Councils have a legal duty to provide accommodation to people made homeless by domestic abuse.
The combination of less funding per bed and fewer specialist providers means some women cannot access bed spaces because they need specialist support for things like mental health or drug and alcohol use, which refuges are no longer able to provide.
Women's Aid says its most recent annual survey suggested that 60% of referrals to refuges were turned down in 2016-17 amounting to more than 10,000 instances of women being turned away. This proportion has remained more or less unchanged since 2010 despite the increase in bed numbers.
The charity Refuge, the largest provider of refuges for women and children escaping domestic violence in England, says that 80% of its services have suffered funding cuts since 2011 and overall its funding on average has been cut by a third.
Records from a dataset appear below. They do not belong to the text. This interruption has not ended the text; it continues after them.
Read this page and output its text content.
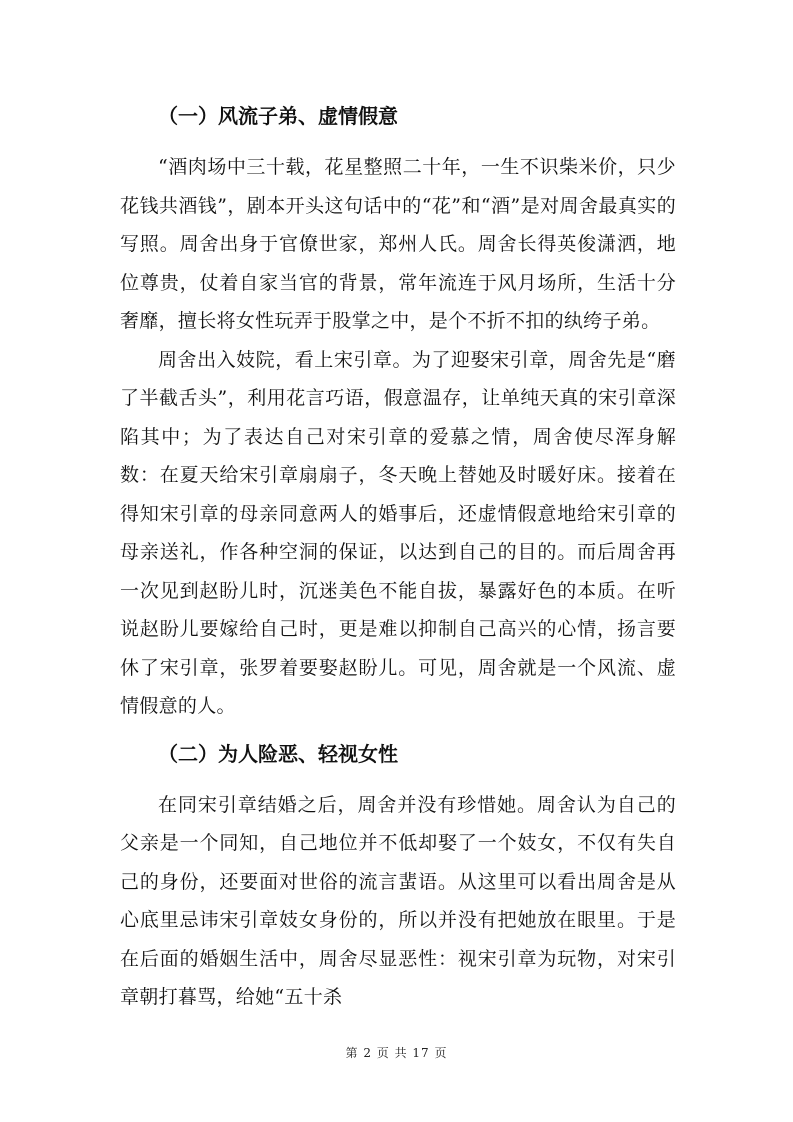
（一）风流子弟、虚情假意

“酒肉场中三十载，花星整照二十年，一生不识柴米价，只少花钱共酒钱”，剧本开头这句话中的“花”和“酒”是对周舍最真实的写照。周舍出身于官僚世家，郑州人氏。周舍长得英俊潇洒，地位尊贵，仗着自家当官的背景，常年流连于风月场所，生活十分奢靡，擅长将女性玩弄于股掌之中，是个不折不扣的纨绔子弟。

周舍出入妓院，看上宋引章。为了迎娶宋引章，周舍先是“磨了半截舌头”，利用花言巧语，假意温存，让单纯天真的宋引章深陷其中；为了表达自己对宋引章的爱慕之情，周舍使尽浑身解数：在夏天给宋引章扇扇子，冬天晚上替她及时暖好床。接着在得知宋引章的母亲同意两人的婚事后，还虚情假意地给宋引章的母亲送礼，作各种空洞的保证，以达到自己的目的。而后周舍再一次见到赵盼儿时，沉迷美色不能自拔，暴露好色的本质。在听说赵盼儿要嫁给自己时，更是难以抑制自己高兴的心情，扬言要休了宋引章，张罗着要娶赵盼儿。可见，周舍就是一个风流、虚情假意的人。

（二）为人险恶、轻视女性

在同宋引章结婚之后，周舍并没有珍惜她。周舍认为自己的父亲是一个同知，自己地位并不低却娶了一个妓女，不仅有失自己的身份，还要面对世俗的流言蜚语。从这里可以看出周舍是从心底里忌讳宋引章妓女身份的，所以并没有把她放在眼里。于是在后面的婚姻生活中，周舍尽显恶性：视宋引章为玩物，对宋引章朝打暮骂，给她“五十杀

第 2 页 共 17 页
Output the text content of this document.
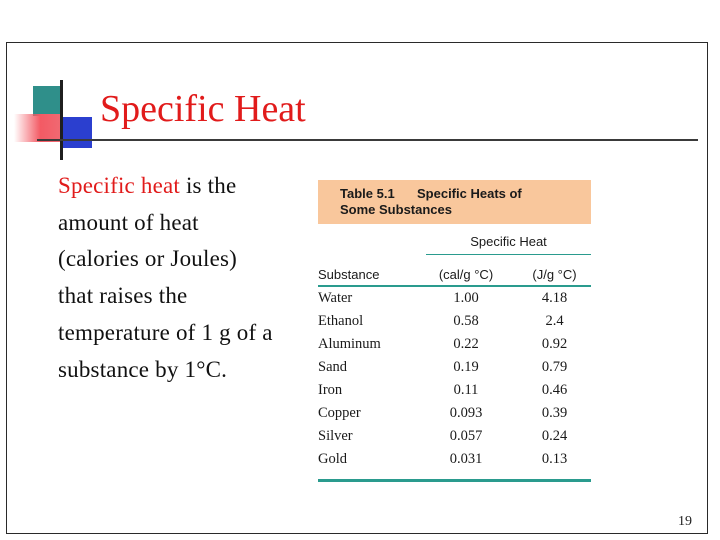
Specific Heat
Specific heat is the amount of heat (calories or Joules) that raises the temperature of 1 g of a substance by 1°C.
Table 5.1 Specific Heats of
Some Substances
Specific Heat
Substance	(cal/g °C)	(J/g °C)
Water	1.00	4.18
Ethanol	0.58	2.4
Aluminum	0.22	0.92
Sand	0.19	0.79
Iron	0.11	0.46
Copper	0.093	0.39
Silver	0.057	0.24
Gold	0.031	0.13
19
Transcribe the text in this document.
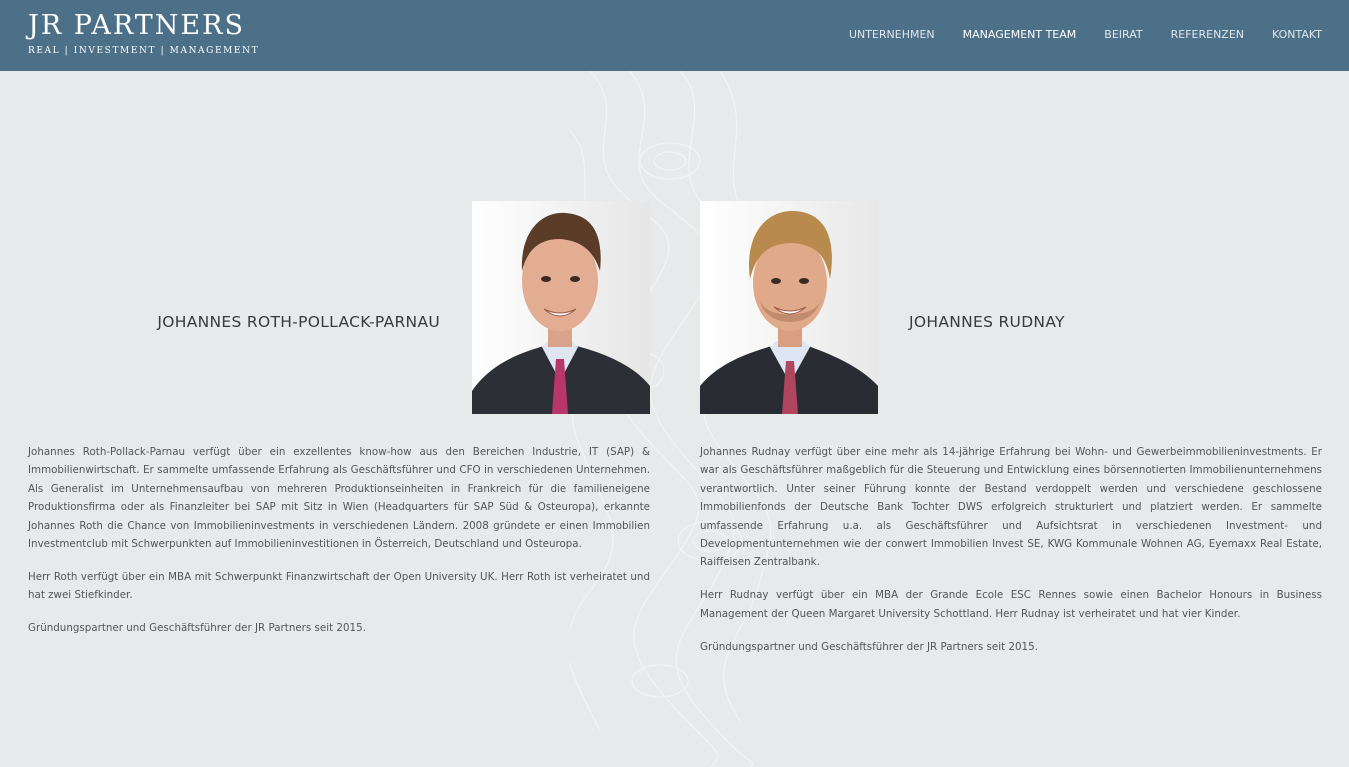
JR PARTNERS
REAL | INVESTMENT | MANAGEMENT
UNTERNEHMEN	MANAGEMENT TEAM	BEIRAT	REFERENZEN	KONTAKT
JOHANNES ROTH-POLLACK-PARNAU	JOHANNES RUDNAY

Johannes Roth-Pollack-Parnau verfügt über ein exzellentes know-how aus den Bereichen Industrie, IT (SAP) & Immobilienwirtschaft. Er sammelte umfassende Erfahrung als Geschäftsführer und CFO in verschiedenen Unternehmen. Als Generalist im Unternehmensaufbau von mehreren Produktionseinheiten in Frankreich für die familieneigene Produktionsfirma oder als Finanzleiter bei SAP mit Sitz in Wien (Headquarters für SAP Süd & Osteuropa), erkannte Johannes Roth die Chance von Immobilieninvestments in verschiedenen Ländern. 2008 gründete er einen Immobilien Investmentclub mit Schwerpunkten auf Immobilieninvestitionen in Österreich, Deutschland und Osteuropa.

Herr Roth verfügt über ein MBA mit Schwerpunkt Finanzwirtschaft der Open University UK. Herr Roth ist verheiratet und hat zwei Stiefkinder.

Gründungspartner und Geschäftsführer der JR Partners seit 2015.

Johannes Rudnay verfügt über eine mehr als 14-jährige Erfahrung bei Wohn- und Gewerbeimmobilieninvestments. Er war als Geschäftsführer maßgeblich für die Steuerung und Entwicklung eines börsennotierten Immobilienunternehmens verantwortlich. Unter seiner Führung konnte der Bestand verdoppelt werden und verschiedene geschlossene Immobilienfonds der Deutsche Bank Tochter DWS erfolgreich strukturiert und platziert werden. Er sammelte umfassende Erfahrung u.a. als Geschäftsführer und Aufsichtsrat in verschiedenen Investment- und Developmentunternehmen wie der conwert Immobilien Invest SE, KWG Kommunale Wohnen AG, Eyemaxx Real Estate, Raiffeisen Zentralbank.

Herr Rudnay verfügt über ein MBA der Grande Ecole ESC Rennes sowie einen Bachelor Honours in Business Management der Queen Margaret University Schottland. Herr Rudnay ist verheiratet und hat vier Kinder.

Gründungspartner und Geschäftsführer der JR Partners seit 2015.
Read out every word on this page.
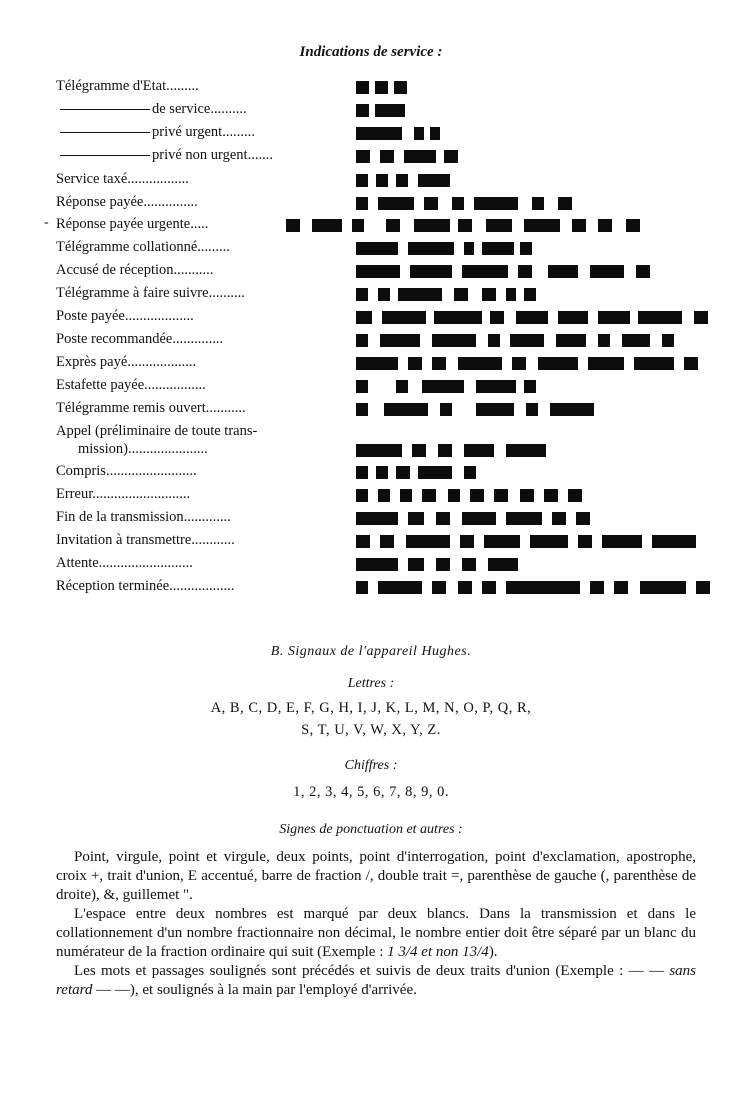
Indications de service :
Télégramme d'Etat.........
de service..........
privé urgent.........
privé non urgent.......
Service taxé.................
Réponse payée...............
Réponse payée urgente.....
Télégramme collationné.........
Accusé de réception...........
Télégramme à faire suivre..........
Poste payée...................
Poste recommandée..............
Exprès payé...................
Estafette payée.................
Télégramme remis ouvert...........
Appel (préliminaire de toute trans-
mission)......................
Compris.........................
Erreur...........................
Fin de la transmission.............
Invitation à transmettre............
Attente..........................
Réception terminée..................
-
B. Signaux de l'appareil Hughes.
Lettres :
A, B, C, D, E, F, G, H, I, J, K, L, M, N, O, P, Q, R,
S, T, U, V, W, X, Y, Z.
Chiffres :
1, 2, 3, 4, 5, 6, 7, 8, 9, 0.
Signes de ponctuation et autres :

Point, virgule, point et virgule, deux points, point d'interrogation, point d'exclamation, apostrophe, croix +, trait d'union, E accentué, barre de fraction /, double trait =, parenthèse de gauche (, parenthèse de droite), &, guillemet ".

L'espace entre deux nombres est marqué par deux blancs. Dans la transmission et dans le collationnement d'un nombre fractionnaire non décimal, le nombre entier doit être séparé par un blanc du numérateur de la fraction ordinaire qui suit (Exemple : 1 3/4 et non 13/4).

Les mots et passages soulignés sont précédés et suivis de deux traits d'union (Exemple : — — sans retard — —), et soulignés à la main par l'employé d'arrivée.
How has the law changed in England and Wales?
The draft Domestic Abuse Bill currently under consultation follows a number of changes to the law since 2010.
Domestic Violence Protection Orders were legislated for in the Crime and Security Act 2010 allowing police and magistrates to ban a perpetrator from returning to their home and from having contact with the victim for up to 28 days
A criminal offence of "coercive control" (controlling or coercive abusive behaviour) came into force in December 2015
The domestic violence disclosure scheme (DVDS), often referred to as Clare's Law, was rolled out across England and Wales from March 2014. The scheme means that an individual can ask the police to check whether a new or existing partner has a violent past ("right to ask")
You might have heard the startling statistic that two women are killed by partners or ex-partners every week in England and Wales.
This comes from the Office for National Statistics, which produces official crime figures. It says that between April 2011 and March 2016, 415 women were killed by partners or ex-partners which equates to 1.6 women per week, a figure which is rounded up to two per week.
We can't quantify exactly how common domestic abuse is. The latest available figures from the Crime Survey for England and Wales, which is a face-to-face survey of households, estimated that around four in five victims (79%) of partner abuse did not report it to the police.
The most recent Crime Survey of England and Wales suggests 6% of women aged 16 to 59 had been victims of non-physical abuse, threats, force, sexual assault or stalking by a partner.
This is equivalent to 992,000 victims last year.